‘Extramarcianos’ de María Pardo

Extramarcianos de María Pardo. Ganadora de la XIV edición de www.excelencialiteraria.com

Ena aún no había cumplido los doce mil años. Era menuda -casi no alcanzaba el metro-, delgada y de un tono de piel algo más rojizo que el de sus padres. Además, había heredado el ojo lila de su abuela y era la única peliverde de la familia.

Una vez al siglo se teletransportaba a Neptuno para visitar a su prima Ita. Ambas coleccionaban estrellas perdidas desde que su tío, Alieah, les regaló la primera por su pentamilésimo cumpleaños.

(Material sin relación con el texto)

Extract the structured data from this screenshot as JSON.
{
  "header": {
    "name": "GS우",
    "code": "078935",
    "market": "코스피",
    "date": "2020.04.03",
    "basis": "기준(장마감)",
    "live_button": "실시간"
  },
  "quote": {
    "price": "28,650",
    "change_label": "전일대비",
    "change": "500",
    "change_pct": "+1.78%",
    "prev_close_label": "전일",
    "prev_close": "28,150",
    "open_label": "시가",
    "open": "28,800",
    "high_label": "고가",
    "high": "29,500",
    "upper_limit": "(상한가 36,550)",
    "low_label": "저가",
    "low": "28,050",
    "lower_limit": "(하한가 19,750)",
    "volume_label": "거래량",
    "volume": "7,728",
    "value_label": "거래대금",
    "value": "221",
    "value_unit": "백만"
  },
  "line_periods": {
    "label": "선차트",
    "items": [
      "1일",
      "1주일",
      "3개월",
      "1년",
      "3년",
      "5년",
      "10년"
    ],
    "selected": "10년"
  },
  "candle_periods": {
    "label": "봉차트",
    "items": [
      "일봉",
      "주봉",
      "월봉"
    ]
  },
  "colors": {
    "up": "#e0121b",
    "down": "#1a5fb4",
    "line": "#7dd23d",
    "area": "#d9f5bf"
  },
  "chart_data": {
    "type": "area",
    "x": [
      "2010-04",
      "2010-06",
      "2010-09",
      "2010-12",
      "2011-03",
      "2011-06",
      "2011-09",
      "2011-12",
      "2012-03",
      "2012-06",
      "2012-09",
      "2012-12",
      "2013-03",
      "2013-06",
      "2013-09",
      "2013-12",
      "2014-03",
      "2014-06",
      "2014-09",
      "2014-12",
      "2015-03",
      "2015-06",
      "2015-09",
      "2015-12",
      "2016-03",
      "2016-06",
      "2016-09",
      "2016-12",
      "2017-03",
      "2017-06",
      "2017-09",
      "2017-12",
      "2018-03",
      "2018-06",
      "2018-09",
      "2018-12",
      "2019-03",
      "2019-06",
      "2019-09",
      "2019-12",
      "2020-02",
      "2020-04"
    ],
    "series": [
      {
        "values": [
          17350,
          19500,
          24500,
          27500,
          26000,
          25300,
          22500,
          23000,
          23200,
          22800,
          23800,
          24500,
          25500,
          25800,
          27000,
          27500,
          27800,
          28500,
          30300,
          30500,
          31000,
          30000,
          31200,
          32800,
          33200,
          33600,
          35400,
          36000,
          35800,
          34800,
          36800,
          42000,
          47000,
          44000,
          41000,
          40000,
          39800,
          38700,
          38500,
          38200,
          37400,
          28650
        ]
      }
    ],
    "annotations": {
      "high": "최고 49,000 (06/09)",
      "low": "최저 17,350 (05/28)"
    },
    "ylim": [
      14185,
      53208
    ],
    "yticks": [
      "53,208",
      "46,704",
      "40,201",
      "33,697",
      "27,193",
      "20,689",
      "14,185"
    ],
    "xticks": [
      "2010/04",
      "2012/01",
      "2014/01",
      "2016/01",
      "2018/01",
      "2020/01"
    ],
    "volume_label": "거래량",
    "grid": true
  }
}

Le encantaba pasear a su caracol gigante por el cráter, donde a veces tenía oportunidad de ver a su vecino Kenzo, que medía cerca de tres metros, era capitán del equipo de cazameteoritos y tenía su único ojo de un gris plateado que hacía que a Ena le temblasen los tentáculos.

En el colegio no era popular, pero tenía un par de buenos amigos con los que merendaba culebrillas y jugaba al parchís telepático. Aunque le fascinaba la clase de Astronomía y estudiar los satélites Fobos y Deinos, detestaba aprender venusiano, porque los términos eran demasiado largos y difíciles de pronunciar.  En definitiva, Ena era una marciana normal con las preocupaciones propias de quien acaba de entrar en su segundo decamilenio.

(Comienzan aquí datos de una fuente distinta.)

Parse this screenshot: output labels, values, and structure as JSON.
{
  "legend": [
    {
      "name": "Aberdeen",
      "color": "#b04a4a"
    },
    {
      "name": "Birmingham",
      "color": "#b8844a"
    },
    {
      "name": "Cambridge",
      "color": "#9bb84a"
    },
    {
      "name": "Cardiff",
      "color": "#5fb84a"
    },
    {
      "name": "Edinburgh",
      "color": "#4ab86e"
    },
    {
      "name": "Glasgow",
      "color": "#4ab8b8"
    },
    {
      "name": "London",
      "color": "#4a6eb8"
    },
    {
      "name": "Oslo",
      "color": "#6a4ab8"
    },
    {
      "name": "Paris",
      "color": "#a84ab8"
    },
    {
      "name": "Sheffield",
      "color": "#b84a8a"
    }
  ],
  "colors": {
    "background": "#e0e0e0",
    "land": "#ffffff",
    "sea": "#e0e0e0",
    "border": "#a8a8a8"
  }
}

Una mañana entró por la ventana de su cuarto un avioncito de papel. Este traía el siguiente mensaje escrito en sus alas:

“Al fin ha ocurrido: ¡se ha apagado nuestra Luna! Por favor, envía una luz más potente que nos ilumine por la noche. Un abrazo desde la Tierra”.

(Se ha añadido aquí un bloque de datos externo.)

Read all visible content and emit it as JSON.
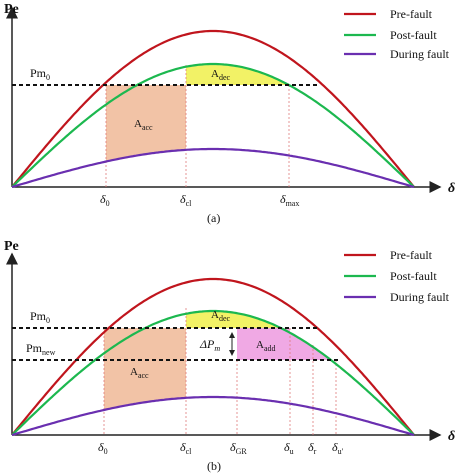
{
  "colors": {
    "pre_fault": "#c0151d",
    "post_fault": "#1cb84f",
    "during_fault": "#6a2fb0",
    "a_acc": "#f2c3a6",
    "a_dec": "#f2f266",
    "a_add": "#f0a9e4",
    "guide": "#e07a7a"
  },
  "panels": [
    {
      "y_axis_label": "Pe",
      "x_axis_label": "δ",
      "caption": "(a)",
      "legend": [
        "Pre-fault",
        "Post-fault",
        "During fault"
      ],
      "pm_labels": [
        {
          "main": "Pm",
          "sub": "0"
        }
      ],
      "area_labels": [
        {
          "main": "A",
          "sub": "acc"
        },
        {
          "main": "A",
          "sub": "dec"
        }
      ],
      "x_ticks": [
        {
          "main": "δ",
          "sub": "0"
        },
        {
          "main": "δ",
          "sub": "cl"
        },
        {
          "main": "δ",
          "sub": "max"
        }
      ]
    },
    {
      "y_axis_label": "Pe",
      "x_axis_label": "δ",
      "caption": "(b)",
      "legend": [
        "Pre-fault",
        "Post-fault",
        "During fault"
      ],
      "pm_labels": [
        {
          "main": "Pm",
          "sub": "0"
        },
        {
          "main": "Pm",
          "sub": "new"
        }
      ],
      "delta_label": {
        "main": "ΔP",
        "sub": "m"
      },
      "area_labels": [
        {
          "main": "A",
          "sub": "acc"
        },
        {
          "main": "A",
          "sub": "dec"
        },
        {
          "main": "A",
          "sub": "add"
        }
      ],
      "x_ticks": [
        {
          "main": "δ",
          "sub": "0"
        },
        {
          "main": "δ",
          "sub": "cl"
        },
        {
          "main": "δ",
          "sub": "GR"
        },
        {
          "main": "δ",
          "sub": "u"
        },
        {
          "main": "δ",
          "sub": "r"
        },
        {
          "main": "δ",
          "sub": "u'"
        }
      ]
    }
  ]
}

A Ena no le sorprendió en absoluto, pues aquello se veía venir desde hacía milenio y medio: los terrícolas pasaban tanto tiempo ante sus pantallitas, indiferentes a todo lo que les rodeaba, que la Luna había perdido la ilusión por brillar. A fin de cuentas, nadie reparaba en ella.

María Pardo

Por suerte, la pequeña marciana no tardó en encontrar la solución: enviaría su colección de estrellas perdidas, un puñado cada noche. Eran tantas que lograrían desviar la mirada de los humanos hacia el cielo. Quizá algún día aprendiesen a admirar el cosmos, y la Luna terrestre, muy presumida, se volvería a encender.

Así, en los años que siguieron los extramarcianos observaron las mayores lluvias de estrellas de los últimos tres mil seiscientos. Apagaron al fin las pantallas y se encendieron la Luna y las miradas. Al fin, ardieron los corazones.